Non sempre la politica è questione di matematica, ma oggi si guarderà anche ai numeri. È la prima domenica dall’approvazione delle cosiddette «leggi anti-proteste» e sarà anche la piazza di Kiev a chiarire quanta rabbia questo pacchetto, voluto dal presidente Viktor Yanukovich e votato in fretta e furia in parlamento, ha inoculato nelle pieghe della società civile.
L’opposizione, inviperita, ha chiamato alla mobilitazione. Sulla carta ci si aspetterebbe di vedere qualche persona in più rispetto a quelle, all’incirca diecimila, che hanno continuato a protestare in queste ultime domeniche. Poche, rispetto a quelle confluite in piazza dell’Indipendenza, l’ampio slargo di Kiev, sul finire di novembre e nella prima parte di dicembre. Si arrivò al milione. Le proteste sono iniziate il 21 novembre, quando Yanukovich ha rifiutato gli accordi economico-commerciali proposti dall’Ue. Da allora proseguono quotidianamente, ma è nei fine settimana che la piazza si gonfia.
Ma cosa prevedono di preciso le leggi «anti-proteste»? In sostanza un forte inasprimento delle libertà di espressione. Qualche esempio. Da adesso non si potranno più installare tende nel corso di una manifestazione, a meno che non ci sia il disco verde del ministero dell’interno. La pena, in caso contrario, è di quindici giorni. La stessa che verrà affibbiata a chi, durante una protesta, indosserà maschere o elmetti che ne impediscano il riconoscimento. Ancora. Il blocco di un edificio pubblico verrà punito con la reclusione fino a cinque anni. Sei se il palazzo verrà invece occupato. Due se verrà resa inagibile un’arteria di comunicazione. E così via. È difficile non vedere un nesso con le manifestazioni di questi due mesi. Si sono infatti viste tende in piazza, si sono visti elmetti sulle teste dei dimostrati, si sono visti blocchi e occupazioni di palazzi.
Le leggi mettono in discussione anche la libertà di stampa. La diffamazione assume un più robusto profilo penale. C’è poi una serie di passaggi vaghi che, dicono i critici, offrono alle autorità un potere discrezionale molto accentuato. È il caso del divieto – abbastanza generico – di diffusione di materiale estremistico via stampa, punito con la reclusione fino a tre anni.

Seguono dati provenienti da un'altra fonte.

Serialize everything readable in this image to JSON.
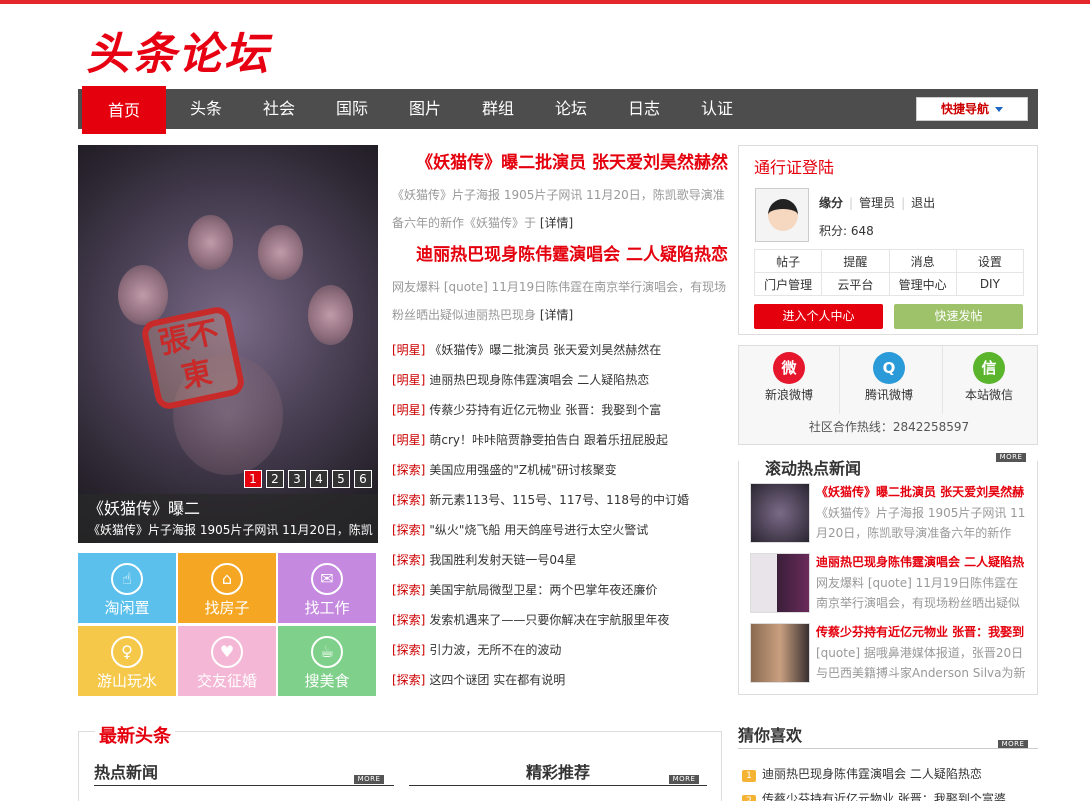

In molti, nell’opposizione, hanno bollato queste leggi come il passo definitivo di Yanukovich verso la dittatura. Yuri Lutsenko, ministro degli interni al tempo del governo Tymoshenko, processato e condannato poco dopo l’avvento alla presidenza di Yanukovich (2010), graziato qualche mese fa e pestato nei giorni scorsi in piazza, ha invece sostenuto che il presidente conta poco o nulla. Il potere vero ce l’hanno ormai in mano i servizi e sono loro, seguendo le istruzioni che arrivano dall’estero, i coordinatori di questo putsch. Così ha detto l’ex ministro alludendo chiaramente alla Russia, con cui Yanukovich, il 17 dicembre, ha siglato un accordo alternativo a quello proposto dall’Ue. In base all’intesa Putin ha garantito corposi sconti sul gas e prestiti per 15 miliardi di dollari: i soldi che servivano a Yanukovich per evitare la bancarotta – Kiev era davvero al tappeto – e gestire la situazione fino alle presidenziali di inizio 2015.
Se questo era abbastanza evidente, resta invece poco comprensibile il motivo, tattico o strategico che sia, delle leggi, delle brutte leggi, approvate giovedì. Forse Yanukovich pensa che, tamponata l’emergenza finanziaria e scesa l’intensità delle proteste, possa permettersi di fare l’uomo forte. In ogni caso in questo modo può non solo inimicarsi del tutto Bruxelles, da dove stanno fioccando severe critiche, ma dare ai dimostranti un’ottima carta per ridare linfa alla piazza. E la domanda che tutti si pongono è se adesso avrà il coraggio di applicare alla lettera, facendo una gran bella retata, le misure che lui stesso ha voluto.